The author Mark Mason (1997) has dealt with this subject quite well, and I refer the reader to his book. Mason demonstrates that Jesus never used the word “hell,” nor did he mean it. It is because of errors in translation from the original Greek and the manipulations of the medieval Christian church that Jesus' image has been tarnished in this way. Mason also argues cogently that the word “forgiven” in connection with speaking against the Holy Ghost is an unfortunate error in translation as well, not in keeping with the context.

As to being unforgiving, many stories, such as the parable of the Good Samaritan (Luke 10: 29-37), suggest otherwise when properly analyzed (Mason, 1997). And who doesn't know about the episode when he protected a woman from being stoned to death by saying, “Let him who has not sinned throw the first stone”?

WAS JESUS AN AVATARA?

There is something else that a modern Christian may find interesting to consider. Hindus accept Jesus as an avatara, which is their word for a person who is fully transformed. It is believed that avataras incarnate as human beings whenever the movement of consciousness stagnates (whenever conscious evolution is stalled). Does this fit with Jesus' situation?

It does indeed. Hindus consider people like Krishna, Buddha, Shankara, and Ramakrishna as avataras, because they all came at a time when religion and spirituality stopped being a force in people's life. These avataras restored spirituality to their societies. Similarly, Jesus came to rescue Judaism from an intense period of stagnation.

Another parallel is well known. Krishna says in the Bhagavad Gita, “I am the goal of the wise and I am the way.” As similarly Jesus said, “I am the way and the truth and the life.”

And of course, Jesus did say:

I have other sheep that are not of this fold. I must bring them also. They too will hear my voice, and there shall be one flock and one shepherd. (John 10:16)

This resonates well with Krishna's declaration in the Bhagavad Gita:

In every age I come back
To deliver the holy,
To destroy the sin of the sinner,
To establish righteousness.

Indeed the parallels are striking.

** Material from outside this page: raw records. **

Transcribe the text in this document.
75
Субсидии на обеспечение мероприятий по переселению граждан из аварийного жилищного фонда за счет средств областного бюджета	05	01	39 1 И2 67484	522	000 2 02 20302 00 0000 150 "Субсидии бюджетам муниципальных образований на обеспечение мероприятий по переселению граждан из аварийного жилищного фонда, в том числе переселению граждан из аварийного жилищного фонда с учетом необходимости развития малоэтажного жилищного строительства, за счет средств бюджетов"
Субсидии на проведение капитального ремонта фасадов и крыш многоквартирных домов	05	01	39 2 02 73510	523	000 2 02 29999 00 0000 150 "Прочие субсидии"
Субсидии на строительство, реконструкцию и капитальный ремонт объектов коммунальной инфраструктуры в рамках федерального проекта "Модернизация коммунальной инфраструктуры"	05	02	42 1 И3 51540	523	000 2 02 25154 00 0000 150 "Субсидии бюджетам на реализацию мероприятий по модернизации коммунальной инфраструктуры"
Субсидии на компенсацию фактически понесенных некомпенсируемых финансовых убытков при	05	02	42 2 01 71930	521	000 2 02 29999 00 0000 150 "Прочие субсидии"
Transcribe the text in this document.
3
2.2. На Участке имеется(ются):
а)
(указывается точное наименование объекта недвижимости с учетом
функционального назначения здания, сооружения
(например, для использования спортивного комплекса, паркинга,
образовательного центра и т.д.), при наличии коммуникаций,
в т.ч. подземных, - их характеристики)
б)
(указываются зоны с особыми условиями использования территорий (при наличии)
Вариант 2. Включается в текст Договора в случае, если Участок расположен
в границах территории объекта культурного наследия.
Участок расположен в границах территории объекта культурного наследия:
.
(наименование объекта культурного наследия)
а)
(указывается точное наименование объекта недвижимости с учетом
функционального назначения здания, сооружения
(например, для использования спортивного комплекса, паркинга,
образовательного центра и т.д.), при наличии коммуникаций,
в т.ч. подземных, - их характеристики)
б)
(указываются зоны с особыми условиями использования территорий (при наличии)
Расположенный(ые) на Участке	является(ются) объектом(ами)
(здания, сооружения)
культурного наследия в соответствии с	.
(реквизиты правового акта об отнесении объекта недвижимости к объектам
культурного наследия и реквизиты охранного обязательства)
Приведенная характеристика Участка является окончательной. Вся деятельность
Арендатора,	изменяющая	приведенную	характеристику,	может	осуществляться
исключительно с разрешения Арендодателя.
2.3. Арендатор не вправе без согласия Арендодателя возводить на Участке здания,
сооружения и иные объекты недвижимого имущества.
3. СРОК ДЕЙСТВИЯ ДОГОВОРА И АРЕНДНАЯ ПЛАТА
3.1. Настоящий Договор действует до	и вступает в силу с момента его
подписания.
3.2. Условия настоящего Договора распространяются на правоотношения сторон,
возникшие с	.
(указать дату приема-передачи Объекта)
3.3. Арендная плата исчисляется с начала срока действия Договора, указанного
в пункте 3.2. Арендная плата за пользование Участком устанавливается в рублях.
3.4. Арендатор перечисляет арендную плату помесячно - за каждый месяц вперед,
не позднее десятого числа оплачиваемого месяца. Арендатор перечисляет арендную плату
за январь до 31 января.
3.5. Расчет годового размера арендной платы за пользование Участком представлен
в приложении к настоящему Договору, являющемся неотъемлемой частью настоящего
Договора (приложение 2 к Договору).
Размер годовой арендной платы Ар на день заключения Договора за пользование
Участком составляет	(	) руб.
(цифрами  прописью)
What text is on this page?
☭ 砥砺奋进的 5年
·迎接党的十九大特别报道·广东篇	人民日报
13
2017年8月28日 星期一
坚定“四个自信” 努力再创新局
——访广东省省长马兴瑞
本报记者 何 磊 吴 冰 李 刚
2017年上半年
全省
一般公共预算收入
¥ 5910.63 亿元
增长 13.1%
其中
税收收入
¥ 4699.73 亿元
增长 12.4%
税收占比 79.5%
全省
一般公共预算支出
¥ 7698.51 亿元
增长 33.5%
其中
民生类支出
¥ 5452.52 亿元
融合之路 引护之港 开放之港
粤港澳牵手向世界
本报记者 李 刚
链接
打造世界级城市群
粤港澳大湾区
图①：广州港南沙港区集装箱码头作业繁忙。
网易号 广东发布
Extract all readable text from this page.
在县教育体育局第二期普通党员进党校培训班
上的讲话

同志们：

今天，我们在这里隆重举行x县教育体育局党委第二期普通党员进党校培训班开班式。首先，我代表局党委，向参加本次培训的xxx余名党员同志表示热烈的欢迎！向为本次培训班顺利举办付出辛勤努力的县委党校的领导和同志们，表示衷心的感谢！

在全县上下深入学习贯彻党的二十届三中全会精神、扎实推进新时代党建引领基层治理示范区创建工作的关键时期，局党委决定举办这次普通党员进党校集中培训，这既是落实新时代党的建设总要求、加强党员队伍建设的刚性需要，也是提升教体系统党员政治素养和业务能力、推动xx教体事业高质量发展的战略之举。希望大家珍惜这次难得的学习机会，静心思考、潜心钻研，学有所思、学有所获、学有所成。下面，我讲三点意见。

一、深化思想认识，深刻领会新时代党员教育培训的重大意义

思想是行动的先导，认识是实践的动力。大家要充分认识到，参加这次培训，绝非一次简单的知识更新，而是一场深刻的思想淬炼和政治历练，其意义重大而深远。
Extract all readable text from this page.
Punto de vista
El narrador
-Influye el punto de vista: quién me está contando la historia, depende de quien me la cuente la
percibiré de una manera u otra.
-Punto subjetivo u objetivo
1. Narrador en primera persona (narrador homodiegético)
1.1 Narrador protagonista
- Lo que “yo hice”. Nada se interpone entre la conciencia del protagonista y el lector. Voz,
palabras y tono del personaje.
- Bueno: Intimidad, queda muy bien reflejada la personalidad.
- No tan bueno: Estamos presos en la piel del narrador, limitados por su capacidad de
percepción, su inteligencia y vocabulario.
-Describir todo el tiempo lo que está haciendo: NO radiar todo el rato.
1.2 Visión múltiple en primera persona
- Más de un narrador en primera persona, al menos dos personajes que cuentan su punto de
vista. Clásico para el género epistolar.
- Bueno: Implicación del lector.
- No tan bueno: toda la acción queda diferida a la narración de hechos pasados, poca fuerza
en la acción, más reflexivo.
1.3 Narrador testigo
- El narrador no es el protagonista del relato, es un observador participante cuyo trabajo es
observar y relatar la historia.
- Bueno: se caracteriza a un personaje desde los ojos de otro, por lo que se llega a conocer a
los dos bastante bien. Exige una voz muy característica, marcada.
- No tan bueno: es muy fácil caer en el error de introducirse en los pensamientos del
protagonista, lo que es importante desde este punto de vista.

So again, was Jesus an avatara? Is the concept of avatara even acceptable to the new science of God and spirituality that we have built here?

I have argued elsewhere (Goswami, 2001) that people who are completely transformed (another word is “liberated”) complete the death-birth-rebirth cycle. We can ask, what happens to their quantum monad with its fully perfected patterns of living when they die? Scientifically, we must concede, the quantum monad should be there in potentia available for future use.

Future use? How?

One use is for us to invoke such a quantum monad as a personal spirit guide through something like channeling. This we do. A Hindu has the option to use Krishna or Shankara as his or her spirit guide. Similarly, a Buddhist has Buddha, a Jew has Moses, a Moslem has Muhammad, and a Christian has Jesus.

A second use is to serve the needs of the evolution of consciousness. Whenever evolution stagnates, the evolutionary pressure brings about a rebirth of the quantum monad of the previous avatara. This is why Jesus says, “Before Abraham I am.” An avatara does not accrue any karma during his life. He takes birth with the perfected conditioning of the same perfected quantum monad of the previous avatara.

All right, there you have it. If what I have presented here helps you orient yourself better as a Christian to the new integrative science, then do consider Jesus' words, “There shall be one flock and one shepherd.” Obviously Jesus foresaw some sort of integration of all religions. Can the new science be the locus for a unifying dialogue among all the religions of the world? It is up to you to make that happen.